Betty Parsons n’est pas la seule femme à s’être fait une place de choix dans le commerce de l’art. Louise Doat-Sabail, Florine Langweil, Käte Perls et Peggy Guggenheim en ont fait tout autant. Elles ont considérablement contribué à la rénovation de la profession dépréciée de marchand d’art, qui s’est muée en “galeriste” au fil de la première moitié du XXe siècle. Mais l’histoire de l’art leur rend rarement justice. Véronique Chagnon-Burke et Caterina Toschi espèrent remédier à cette situation avec Women Art Dealers Digital Archives (WADDA). Elles ont initié ce projet en 2017, après avoir organisé un symposium sur les femmes marchandes d’art chez Christie’s Education à New York.
Toujours plus nombreuses
Les deux chercheuses ont développé une plateforme en ligne pour regrouper des projets de recherche consacrés aux marchandes d’art, et à leurs trajectoires dans ce commerce ultra-spécialisé. “L’aliénation professionnelle à laquelle les femmes ont été historiquement confrontées à galvaniser leur intérêt pour les marchés de niche- à leur tour marginaux mais plus expérimentaux- qui représentent aujourd’hui des secteurs clés de l’investissement dans le marché de l’art”, a expliqué Caterina Toschi, professeure en histoire de l’art à l’université pour étrangers de Sienne, à The Art Newspaper.

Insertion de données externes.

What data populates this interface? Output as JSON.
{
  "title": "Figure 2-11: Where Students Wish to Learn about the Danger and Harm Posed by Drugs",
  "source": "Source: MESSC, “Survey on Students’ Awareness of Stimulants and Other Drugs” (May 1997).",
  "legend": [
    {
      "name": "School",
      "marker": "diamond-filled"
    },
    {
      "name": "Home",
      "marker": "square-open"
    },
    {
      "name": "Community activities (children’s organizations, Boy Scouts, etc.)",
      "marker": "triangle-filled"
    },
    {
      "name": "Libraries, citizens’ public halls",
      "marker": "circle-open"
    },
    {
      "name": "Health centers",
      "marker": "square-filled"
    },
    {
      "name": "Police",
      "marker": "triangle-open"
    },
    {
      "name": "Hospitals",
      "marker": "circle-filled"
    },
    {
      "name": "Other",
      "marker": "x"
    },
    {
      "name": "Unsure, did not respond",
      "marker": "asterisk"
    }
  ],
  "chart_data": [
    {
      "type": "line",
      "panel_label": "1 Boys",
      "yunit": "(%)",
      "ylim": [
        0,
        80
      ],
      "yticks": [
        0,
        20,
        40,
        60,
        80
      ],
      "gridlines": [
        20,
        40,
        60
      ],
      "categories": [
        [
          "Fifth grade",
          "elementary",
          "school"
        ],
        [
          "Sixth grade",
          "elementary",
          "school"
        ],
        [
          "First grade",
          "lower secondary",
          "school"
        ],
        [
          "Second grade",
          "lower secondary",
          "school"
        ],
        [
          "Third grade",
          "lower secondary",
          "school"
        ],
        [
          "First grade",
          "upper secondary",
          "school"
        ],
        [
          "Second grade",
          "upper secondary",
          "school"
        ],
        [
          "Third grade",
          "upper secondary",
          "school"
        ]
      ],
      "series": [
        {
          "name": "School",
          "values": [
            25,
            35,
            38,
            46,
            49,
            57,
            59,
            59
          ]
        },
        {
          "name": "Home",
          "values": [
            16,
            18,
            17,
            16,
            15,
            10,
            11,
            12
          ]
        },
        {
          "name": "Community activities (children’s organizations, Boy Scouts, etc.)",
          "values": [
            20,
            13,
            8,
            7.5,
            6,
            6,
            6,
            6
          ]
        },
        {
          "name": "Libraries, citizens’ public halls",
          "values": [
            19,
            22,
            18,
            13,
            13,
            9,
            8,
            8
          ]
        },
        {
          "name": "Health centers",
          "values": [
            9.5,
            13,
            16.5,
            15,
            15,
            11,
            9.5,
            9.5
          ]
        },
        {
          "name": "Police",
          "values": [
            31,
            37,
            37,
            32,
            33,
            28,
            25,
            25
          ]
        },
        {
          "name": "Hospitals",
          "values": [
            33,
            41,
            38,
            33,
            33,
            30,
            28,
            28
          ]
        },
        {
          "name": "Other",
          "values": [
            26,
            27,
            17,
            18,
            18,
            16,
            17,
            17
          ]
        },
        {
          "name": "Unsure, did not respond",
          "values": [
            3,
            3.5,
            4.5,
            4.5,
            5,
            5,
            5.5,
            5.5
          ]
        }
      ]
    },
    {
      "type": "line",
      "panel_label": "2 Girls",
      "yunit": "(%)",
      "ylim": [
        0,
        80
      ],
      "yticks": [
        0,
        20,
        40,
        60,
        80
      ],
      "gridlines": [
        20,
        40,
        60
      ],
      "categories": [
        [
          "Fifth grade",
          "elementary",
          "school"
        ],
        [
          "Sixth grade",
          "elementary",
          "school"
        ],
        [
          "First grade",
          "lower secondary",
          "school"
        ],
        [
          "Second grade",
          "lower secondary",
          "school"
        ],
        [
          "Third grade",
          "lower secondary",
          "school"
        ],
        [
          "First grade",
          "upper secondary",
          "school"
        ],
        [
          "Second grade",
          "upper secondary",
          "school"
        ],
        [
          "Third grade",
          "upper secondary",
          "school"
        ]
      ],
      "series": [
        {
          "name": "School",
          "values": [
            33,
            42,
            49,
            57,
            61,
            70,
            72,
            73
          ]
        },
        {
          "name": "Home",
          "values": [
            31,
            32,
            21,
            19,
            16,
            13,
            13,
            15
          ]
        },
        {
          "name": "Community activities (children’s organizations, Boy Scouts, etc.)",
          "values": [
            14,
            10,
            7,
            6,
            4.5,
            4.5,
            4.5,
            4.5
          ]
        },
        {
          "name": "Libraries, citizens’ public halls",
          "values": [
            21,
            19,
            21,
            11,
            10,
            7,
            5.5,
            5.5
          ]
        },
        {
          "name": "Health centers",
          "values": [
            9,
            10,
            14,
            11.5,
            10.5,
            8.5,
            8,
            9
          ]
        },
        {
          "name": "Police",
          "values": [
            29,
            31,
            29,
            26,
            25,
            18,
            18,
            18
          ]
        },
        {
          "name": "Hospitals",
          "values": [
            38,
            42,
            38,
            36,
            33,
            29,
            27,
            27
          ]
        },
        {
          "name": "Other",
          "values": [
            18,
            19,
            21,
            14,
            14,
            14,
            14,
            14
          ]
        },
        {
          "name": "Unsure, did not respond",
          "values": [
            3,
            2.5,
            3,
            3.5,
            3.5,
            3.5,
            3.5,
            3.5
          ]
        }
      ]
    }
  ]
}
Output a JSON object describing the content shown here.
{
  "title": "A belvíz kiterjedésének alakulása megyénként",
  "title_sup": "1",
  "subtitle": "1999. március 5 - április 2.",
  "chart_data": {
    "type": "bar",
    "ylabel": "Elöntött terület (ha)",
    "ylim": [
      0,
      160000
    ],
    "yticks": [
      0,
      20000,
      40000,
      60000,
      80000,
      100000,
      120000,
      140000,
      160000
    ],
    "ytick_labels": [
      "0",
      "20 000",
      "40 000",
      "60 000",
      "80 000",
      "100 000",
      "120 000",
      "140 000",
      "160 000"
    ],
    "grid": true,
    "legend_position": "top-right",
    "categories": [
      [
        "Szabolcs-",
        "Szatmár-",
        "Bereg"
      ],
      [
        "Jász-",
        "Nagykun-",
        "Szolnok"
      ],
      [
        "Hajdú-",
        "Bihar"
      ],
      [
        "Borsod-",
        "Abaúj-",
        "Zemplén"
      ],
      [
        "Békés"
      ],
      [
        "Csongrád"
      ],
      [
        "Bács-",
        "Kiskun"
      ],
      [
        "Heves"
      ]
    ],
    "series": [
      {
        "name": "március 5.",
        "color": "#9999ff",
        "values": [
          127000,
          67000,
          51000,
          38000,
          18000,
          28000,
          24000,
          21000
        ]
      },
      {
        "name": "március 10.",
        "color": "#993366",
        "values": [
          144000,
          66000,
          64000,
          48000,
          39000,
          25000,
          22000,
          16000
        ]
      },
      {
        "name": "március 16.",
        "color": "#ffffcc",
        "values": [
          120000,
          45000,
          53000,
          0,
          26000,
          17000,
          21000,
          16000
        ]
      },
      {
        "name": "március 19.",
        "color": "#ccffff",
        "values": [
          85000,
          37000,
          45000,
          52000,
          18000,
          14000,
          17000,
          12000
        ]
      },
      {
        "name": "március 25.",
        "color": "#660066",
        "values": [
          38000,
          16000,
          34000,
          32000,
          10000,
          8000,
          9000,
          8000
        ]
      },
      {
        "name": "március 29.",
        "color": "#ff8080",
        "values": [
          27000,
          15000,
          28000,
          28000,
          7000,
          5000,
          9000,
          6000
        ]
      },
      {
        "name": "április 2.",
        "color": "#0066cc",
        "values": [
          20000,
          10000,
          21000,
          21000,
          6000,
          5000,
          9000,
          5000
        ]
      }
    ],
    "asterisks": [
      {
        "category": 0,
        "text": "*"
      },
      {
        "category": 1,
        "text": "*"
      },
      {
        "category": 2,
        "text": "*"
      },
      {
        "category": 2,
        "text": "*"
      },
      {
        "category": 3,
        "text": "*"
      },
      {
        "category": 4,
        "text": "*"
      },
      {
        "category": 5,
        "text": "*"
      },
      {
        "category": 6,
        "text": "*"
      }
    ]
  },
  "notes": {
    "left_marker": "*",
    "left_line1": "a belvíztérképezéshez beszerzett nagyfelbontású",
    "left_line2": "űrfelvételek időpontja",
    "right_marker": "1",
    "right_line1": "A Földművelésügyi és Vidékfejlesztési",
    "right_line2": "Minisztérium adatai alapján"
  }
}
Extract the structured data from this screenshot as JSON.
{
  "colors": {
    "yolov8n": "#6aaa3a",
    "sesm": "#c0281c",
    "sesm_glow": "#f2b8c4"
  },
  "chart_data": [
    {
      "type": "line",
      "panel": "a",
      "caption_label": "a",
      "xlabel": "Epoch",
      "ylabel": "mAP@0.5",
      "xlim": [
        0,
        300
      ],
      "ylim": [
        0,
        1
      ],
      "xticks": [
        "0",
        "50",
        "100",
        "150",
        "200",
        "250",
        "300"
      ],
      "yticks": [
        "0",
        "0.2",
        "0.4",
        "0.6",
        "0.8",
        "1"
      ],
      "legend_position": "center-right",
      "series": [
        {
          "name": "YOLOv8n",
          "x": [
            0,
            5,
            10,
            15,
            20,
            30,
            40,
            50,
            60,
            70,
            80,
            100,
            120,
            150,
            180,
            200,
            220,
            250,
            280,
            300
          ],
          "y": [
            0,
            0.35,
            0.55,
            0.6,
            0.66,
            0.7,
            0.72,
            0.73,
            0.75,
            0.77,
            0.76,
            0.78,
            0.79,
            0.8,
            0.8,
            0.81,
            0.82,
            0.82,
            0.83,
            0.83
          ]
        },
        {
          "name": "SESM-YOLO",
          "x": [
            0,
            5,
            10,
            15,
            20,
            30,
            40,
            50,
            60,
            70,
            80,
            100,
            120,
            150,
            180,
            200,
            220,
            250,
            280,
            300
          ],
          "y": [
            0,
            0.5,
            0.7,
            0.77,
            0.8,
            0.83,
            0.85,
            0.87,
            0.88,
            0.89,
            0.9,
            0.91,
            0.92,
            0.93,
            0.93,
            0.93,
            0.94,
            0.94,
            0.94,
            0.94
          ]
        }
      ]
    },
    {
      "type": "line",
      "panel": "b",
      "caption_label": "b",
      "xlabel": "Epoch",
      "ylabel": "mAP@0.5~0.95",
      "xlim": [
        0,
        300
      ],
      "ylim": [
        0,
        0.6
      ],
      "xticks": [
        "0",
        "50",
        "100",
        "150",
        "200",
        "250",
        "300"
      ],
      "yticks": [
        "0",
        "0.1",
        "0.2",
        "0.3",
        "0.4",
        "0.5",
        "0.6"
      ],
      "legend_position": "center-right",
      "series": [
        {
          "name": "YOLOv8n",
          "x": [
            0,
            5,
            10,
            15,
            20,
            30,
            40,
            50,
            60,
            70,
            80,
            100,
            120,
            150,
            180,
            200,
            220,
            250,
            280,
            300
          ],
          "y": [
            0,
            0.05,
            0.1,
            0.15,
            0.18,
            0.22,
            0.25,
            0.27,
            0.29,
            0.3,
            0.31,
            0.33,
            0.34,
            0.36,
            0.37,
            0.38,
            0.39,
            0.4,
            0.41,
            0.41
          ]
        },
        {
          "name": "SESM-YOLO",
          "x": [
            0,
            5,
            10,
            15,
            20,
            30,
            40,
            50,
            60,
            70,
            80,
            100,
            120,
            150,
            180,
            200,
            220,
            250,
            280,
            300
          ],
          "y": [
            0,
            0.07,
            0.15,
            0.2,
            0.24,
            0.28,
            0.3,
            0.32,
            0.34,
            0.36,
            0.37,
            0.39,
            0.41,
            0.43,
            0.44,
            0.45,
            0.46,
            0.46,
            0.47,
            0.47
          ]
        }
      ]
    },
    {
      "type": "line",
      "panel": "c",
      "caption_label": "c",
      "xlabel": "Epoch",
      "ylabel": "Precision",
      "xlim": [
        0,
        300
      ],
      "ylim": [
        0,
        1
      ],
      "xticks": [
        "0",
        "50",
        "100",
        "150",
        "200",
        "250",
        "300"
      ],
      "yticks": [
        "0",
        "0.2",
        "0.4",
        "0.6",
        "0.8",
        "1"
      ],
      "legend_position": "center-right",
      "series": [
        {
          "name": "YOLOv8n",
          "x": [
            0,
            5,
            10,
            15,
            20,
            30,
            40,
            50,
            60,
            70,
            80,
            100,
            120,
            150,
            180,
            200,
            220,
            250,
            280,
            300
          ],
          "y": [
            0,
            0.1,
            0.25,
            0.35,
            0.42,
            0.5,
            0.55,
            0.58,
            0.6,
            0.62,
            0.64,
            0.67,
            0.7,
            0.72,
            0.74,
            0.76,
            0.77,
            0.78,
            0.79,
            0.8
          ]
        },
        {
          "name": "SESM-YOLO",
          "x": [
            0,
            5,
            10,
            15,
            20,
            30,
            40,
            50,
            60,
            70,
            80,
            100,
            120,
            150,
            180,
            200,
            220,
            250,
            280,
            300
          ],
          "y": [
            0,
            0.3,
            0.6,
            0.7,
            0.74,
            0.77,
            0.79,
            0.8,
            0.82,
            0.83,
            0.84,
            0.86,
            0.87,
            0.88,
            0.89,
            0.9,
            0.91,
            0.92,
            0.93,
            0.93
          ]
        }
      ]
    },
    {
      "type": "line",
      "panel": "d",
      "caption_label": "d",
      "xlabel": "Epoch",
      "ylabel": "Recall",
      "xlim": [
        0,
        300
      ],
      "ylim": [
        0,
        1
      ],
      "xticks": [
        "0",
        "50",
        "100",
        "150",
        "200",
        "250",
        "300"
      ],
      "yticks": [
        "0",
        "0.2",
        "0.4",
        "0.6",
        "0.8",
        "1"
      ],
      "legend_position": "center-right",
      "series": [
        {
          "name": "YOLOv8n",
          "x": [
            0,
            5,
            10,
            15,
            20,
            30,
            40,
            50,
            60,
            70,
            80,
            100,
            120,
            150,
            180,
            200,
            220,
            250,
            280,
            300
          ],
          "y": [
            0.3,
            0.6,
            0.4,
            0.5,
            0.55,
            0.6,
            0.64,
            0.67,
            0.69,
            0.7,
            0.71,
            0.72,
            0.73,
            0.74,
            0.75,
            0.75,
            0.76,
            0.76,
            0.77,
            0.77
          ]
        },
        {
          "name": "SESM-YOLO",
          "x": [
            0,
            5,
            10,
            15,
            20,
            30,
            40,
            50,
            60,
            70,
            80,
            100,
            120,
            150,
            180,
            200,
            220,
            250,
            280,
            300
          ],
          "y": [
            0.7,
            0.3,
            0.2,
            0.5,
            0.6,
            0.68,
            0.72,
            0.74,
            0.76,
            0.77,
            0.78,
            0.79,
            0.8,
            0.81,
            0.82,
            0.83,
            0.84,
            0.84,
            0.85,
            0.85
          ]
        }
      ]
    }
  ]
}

Véronique Chagnon-Burke et Caterina Toschi espèrent dorénavant accroître la visibilité de WADDA dans les milieux universitaires, dans l’attente d’un financement. Elles souhaiteraient également s’appuyer sur la data science (science des données) et sur le machine learning (apprentissage automatique) pour identifier de nouveaux grands axes de recherche dans l’étude de la place des femmes dans le commerce d’art. “Nous savons très peu de choses sur les marchandes d’art en dehors de la France, de l’Allemagne et des États-Unis”, a reconnu Véronique Chagnon-Burke auprès de The Art Newspaper. On n’a pas fini d’entendre par des marchandes d’art, au même titre que les femmes artistes.